A ação foi seguida de denúncias de violação de direitos humanos e protestos de ativistas políticos. No dia 25 de janeiro, quatro ONGs enviaram uma denúncia formal às Nações Unidas denunciando violações de direitos humanos na operação policial.[5] Na teoria, a ação preparada pelo governador Geraldo Alckmin (PSDB) em conjunto com o prefeito Gilberto Kassab (PSD) consistiria em um plano de repressão ao tráfico, dispersão de usuários, derrubada de cortiços e tratamento de viciados.[6] No entanto, os centros de tratamento foram abertos meses após a operação policial.[7] Dias depois, autoridades municipais relataram não ter sido informadas da intervenção pelo comando da PM com antecedência. O próprio prefeito, contudo, negou tais alegações.[8] A Secretaria Municipal da Assistência Social e outros setores ligados ao amparo social só ficaram sabendo da data da operação com cinco dias de antecedência.[9][10] Segundo alguns jornais, a operação foi precipitada por interesses políticos: Gilberto Kassab e Geraldo Alckmin teriam se unido por temer que o ministro da Saúde, Alexandre Padilha (PT), anunciasse algum pacote federal para a área.[11][12]
Antecedentes
A região da cracolândia era dominada pelo tráfico de drogas, em especial de crack, distribuído para pessoas de origem social humilde e em situação de grande penúria material. Segundo o Datafolha, questionários realizados na véspera da "operação sufoco" demonstram que mais da metade dos usuários (o equivalente a cerca de 72% dos usuários) seriam desempregados (27%) ou trabalhariam em bicos (45%), dados elevados se comparados às médias municipais.[13] Os usuários de drogas também teriam baixa escolaridade e baixa renda.

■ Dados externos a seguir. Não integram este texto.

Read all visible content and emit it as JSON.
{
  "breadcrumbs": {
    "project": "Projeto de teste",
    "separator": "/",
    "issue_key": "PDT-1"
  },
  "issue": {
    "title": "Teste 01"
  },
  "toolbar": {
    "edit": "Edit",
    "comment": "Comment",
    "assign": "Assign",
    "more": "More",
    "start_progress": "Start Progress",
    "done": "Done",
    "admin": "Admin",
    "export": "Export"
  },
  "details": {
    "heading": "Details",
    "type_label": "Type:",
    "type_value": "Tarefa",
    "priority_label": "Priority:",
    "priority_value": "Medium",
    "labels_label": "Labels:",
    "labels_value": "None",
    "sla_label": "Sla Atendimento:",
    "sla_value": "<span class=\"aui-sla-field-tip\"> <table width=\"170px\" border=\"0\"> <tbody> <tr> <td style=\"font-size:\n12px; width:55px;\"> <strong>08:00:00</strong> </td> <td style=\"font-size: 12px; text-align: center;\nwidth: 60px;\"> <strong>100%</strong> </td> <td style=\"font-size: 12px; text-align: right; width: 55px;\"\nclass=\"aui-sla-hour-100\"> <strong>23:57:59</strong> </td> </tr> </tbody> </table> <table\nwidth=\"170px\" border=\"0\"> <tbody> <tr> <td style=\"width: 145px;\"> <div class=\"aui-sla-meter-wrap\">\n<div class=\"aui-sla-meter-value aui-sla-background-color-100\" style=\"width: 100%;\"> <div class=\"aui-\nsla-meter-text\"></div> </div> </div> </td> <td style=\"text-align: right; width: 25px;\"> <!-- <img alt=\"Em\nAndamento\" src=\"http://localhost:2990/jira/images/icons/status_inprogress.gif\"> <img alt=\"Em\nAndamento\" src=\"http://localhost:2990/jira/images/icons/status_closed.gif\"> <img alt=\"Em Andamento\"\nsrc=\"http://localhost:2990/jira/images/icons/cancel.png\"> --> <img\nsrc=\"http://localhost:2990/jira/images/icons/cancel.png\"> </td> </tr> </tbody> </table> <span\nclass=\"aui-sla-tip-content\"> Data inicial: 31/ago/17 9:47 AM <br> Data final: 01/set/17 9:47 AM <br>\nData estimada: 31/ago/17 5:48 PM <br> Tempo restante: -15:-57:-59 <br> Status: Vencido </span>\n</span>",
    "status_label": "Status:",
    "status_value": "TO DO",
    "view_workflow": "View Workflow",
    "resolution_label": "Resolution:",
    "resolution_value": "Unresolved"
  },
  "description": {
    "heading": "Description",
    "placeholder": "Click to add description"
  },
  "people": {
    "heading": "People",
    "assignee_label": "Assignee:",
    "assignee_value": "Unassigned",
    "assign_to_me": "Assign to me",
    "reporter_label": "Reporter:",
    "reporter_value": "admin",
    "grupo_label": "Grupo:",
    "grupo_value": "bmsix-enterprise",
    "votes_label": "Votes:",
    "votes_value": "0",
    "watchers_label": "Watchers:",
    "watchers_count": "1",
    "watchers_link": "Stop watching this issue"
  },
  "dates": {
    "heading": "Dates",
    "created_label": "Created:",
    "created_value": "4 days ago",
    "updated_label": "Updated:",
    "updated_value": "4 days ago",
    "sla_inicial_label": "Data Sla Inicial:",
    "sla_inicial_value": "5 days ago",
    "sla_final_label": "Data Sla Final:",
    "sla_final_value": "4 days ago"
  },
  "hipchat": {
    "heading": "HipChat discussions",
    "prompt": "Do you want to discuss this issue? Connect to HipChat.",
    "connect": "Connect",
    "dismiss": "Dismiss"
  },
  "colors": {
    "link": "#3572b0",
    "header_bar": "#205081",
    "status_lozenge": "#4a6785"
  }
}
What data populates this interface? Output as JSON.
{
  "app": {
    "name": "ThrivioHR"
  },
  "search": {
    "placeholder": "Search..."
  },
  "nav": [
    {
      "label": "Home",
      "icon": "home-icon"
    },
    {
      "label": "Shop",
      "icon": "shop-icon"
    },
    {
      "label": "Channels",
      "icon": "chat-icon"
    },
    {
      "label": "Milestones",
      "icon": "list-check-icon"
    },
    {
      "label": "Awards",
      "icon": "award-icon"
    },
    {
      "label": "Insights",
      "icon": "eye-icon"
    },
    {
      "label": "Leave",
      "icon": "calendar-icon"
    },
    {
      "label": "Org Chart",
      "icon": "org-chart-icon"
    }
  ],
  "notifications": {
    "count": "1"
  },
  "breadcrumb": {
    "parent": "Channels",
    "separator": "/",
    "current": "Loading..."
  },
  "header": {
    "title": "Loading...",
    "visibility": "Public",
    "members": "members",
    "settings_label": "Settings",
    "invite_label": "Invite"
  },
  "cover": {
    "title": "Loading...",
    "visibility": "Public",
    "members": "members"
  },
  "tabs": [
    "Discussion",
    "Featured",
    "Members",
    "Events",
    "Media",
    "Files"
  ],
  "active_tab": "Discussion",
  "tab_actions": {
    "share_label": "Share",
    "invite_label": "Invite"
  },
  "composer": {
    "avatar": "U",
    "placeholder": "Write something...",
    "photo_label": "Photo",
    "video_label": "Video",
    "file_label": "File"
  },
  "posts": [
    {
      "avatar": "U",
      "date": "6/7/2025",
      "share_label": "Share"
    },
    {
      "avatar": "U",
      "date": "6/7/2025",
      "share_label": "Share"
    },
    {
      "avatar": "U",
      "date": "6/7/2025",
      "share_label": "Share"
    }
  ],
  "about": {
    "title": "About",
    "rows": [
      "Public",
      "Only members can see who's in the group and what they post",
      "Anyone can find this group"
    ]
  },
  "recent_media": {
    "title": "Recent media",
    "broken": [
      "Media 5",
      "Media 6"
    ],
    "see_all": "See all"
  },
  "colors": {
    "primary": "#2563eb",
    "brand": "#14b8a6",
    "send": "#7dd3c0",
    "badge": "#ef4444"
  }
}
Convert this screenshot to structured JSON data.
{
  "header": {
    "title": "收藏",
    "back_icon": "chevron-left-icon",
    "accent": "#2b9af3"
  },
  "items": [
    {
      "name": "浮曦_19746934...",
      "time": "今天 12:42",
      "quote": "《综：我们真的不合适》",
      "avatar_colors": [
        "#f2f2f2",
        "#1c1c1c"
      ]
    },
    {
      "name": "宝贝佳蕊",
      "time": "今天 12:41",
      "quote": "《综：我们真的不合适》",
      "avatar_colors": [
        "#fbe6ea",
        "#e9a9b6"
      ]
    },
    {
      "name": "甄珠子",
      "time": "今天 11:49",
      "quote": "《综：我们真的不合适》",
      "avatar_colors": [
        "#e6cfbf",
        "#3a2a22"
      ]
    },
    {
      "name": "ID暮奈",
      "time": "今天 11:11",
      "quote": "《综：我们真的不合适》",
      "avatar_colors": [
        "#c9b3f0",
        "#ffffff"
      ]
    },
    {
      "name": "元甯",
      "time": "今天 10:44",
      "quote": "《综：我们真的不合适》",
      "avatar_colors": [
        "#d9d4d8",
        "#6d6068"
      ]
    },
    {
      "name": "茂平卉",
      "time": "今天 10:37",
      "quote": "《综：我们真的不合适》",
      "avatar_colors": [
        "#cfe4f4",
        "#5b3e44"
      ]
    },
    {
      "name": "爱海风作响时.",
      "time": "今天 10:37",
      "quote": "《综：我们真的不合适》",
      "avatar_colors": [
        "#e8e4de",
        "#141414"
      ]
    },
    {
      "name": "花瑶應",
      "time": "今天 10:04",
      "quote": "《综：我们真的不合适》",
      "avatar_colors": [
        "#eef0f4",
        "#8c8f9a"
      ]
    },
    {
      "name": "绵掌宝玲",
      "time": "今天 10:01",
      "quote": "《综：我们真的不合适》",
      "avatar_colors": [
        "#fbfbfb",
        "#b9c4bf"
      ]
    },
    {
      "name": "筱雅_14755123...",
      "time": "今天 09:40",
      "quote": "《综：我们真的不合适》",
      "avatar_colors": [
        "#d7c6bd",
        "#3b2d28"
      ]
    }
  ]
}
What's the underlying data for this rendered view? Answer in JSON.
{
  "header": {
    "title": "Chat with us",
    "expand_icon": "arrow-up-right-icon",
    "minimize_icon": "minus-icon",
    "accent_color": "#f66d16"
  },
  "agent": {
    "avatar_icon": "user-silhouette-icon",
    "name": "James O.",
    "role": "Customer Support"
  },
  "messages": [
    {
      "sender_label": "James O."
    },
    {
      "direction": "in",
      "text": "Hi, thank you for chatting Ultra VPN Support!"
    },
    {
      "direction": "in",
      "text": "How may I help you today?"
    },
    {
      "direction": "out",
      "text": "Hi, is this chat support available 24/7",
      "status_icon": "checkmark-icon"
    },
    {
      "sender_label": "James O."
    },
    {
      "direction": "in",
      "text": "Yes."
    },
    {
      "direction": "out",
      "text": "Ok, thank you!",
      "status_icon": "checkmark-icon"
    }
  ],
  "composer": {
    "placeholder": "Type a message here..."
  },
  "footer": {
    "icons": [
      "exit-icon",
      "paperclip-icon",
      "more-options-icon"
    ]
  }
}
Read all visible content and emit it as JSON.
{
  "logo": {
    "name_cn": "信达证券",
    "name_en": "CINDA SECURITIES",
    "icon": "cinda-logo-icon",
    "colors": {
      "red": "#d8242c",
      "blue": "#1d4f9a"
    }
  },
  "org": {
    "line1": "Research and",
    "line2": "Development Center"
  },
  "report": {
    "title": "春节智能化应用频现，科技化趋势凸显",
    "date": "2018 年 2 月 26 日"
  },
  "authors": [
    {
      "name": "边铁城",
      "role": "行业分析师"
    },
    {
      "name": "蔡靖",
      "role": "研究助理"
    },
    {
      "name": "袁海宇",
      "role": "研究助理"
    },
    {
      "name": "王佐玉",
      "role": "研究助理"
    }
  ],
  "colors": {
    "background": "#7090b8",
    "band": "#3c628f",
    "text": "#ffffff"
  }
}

Segundo cientistas sociais e analistas políticos, a situação dos usuários de droga não indicaria uma decadência socioeconômica e sim uma maior marginalização de camadas populares já excluídas, demonstrando uma tendência à reprodução de desigualdades sociais.
Desde o começo da década de 1990 a região da cracolândia teria recebido tal designação, em decorrência do alto índice de criminalidade da região, além das aglomerações de indivíduos marginalizados e usuários de crack.[14] A situação dos viciados começou a chamar atenção conforme os moradores de regiões mais ricas do centro começaram a se incomodar com sua presença. Moradores da região também criticavam a polícia militar por sua suposta débil reação às denúncias de tráfico de drogas.[15] Em julho de 2009, a prefeitura iniciou o projeto Ação Integrada Centro Legal, mas apenas 404 viciados foram internados (voluntariamente) entre 2009 e o começo de 2011.[16]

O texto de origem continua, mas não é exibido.